Но думать можно и больному, ум его не привык к праздности, а наблюдения и опыты всегда давали обильную пищу для размышлений. Он давно задумал написать для нового издания «Происхождения видов» главу о «Человеке».

— Человека нельзя исключить из общей цепи животных. Животные — наши братья… Как это было записано у меня?..

Миссис Дарвин подала ему несколько записных книжек.

— Вот эта, 1837–38 года.

— Благодарю тебя, дорогой друг. Я никогда не перестану удивляться, как ты всегда быстро и точно понимаешь, что мне нужно. Теперь вот эти книги, ещё ту стопку записей. Благодарю, благодарю.

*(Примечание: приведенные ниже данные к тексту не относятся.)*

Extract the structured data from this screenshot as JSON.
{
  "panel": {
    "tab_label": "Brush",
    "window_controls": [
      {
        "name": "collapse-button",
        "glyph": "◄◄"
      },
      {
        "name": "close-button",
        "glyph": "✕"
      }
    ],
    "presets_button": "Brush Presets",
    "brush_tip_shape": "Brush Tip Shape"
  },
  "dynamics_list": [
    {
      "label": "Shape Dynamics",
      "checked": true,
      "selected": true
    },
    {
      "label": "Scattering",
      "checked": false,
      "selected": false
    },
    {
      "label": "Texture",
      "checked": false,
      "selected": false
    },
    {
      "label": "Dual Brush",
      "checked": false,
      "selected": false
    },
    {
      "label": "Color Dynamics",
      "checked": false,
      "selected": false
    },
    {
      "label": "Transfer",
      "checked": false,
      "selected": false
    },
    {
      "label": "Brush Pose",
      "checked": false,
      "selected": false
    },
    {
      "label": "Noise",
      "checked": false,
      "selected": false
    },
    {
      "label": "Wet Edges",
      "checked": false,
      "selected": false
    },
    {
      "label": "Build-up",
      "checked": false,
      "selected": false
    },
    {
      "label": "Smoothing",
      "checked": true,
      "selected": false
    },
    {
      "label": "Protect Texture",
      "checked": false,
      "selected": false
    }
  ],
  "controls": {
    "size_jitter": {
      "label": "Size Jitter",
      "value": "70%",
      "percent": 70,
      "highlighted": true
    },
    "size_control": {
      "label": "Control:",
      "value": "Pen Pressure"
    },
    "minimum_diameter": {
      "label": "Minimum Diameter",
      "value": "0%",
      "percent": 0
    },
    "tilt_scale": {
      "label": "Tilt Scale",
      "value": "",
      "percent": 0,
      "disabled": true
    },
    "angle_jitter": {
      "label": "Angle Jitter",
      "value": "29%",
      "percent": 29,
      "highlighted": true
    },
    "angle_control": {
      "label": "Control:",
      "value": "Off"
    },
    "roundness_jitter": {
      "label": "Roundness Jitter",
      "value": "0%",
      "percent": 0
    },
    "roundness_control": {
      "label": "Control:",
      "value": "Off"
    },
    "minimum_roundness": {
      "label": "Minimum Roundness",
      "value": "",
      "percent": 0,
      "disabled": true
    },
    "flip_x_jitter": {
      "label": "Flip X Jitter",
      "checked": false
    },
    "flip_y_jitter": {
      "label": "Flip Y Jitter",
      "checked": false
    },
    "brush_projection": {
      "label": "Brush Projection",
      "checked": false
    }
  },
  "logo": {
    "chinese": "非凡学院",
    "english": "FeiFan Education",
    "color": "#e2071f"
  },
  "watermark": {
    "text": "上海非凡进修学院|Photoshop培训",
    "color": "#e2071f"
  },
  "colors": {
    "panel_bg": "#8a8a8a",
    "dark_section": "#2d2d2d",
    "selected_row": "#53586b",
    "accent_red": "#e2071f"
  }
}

Миссис Дарвин вышла из комнаты. За дверью ей встретился Френсис:

— Как отец?

— Видимо, думает заняться «Человеком».

Френсис в курсе всех дел отца. Старшие дети давно уже помогали отцу, записывали данные опытов, ухаживали за растениями, подсчитывали, производили измерения. Если приходили корректуры новых книг, принимали участие в их правке…

— Дорогой отец, вы работаете, а врач что скажет?

— Только просматриваю некоторые записки. Вот посмотри, что было написано мною почти тридцать лет назад. Я много думал об этом и в последующие годы. — Френсис взял записную книжку и прочитал:

«Если дать простор нашим предположениям, то животные — наши братья по боли, болезни, смерти, страданию и голоду, наши рабы в самой тяжёлой работе, наши товарищи в наших удовольствиях — все они ведут, может быть, своё происхождение от одного общего с нами предка, — нас всех можно было бы слить вместе».

— Я знаю, отец, вы хотите дать отдельную главу о «Человеке».

— Вот именно. Но смогу ли я это сделать, болезнь возвращается всё чаще и чаще. Я даже не в силах видеть так часто, как хотелось бы, наших дорогих друзей, — грустно промолвил Дарвин. Он устал от разговора.

— Не надо говорить, отец! Побудем вместе молча.

Ласковая улыбка скользнула по лицу Дарвина. После некоторого молчания он тихо сказал:

— Когда вы были маленькие, я радовался, играл с вами и теперь с сожалением думаю о том, что эти дни никогда не вернутся… Ты ещё здесь, да? Это хорошо.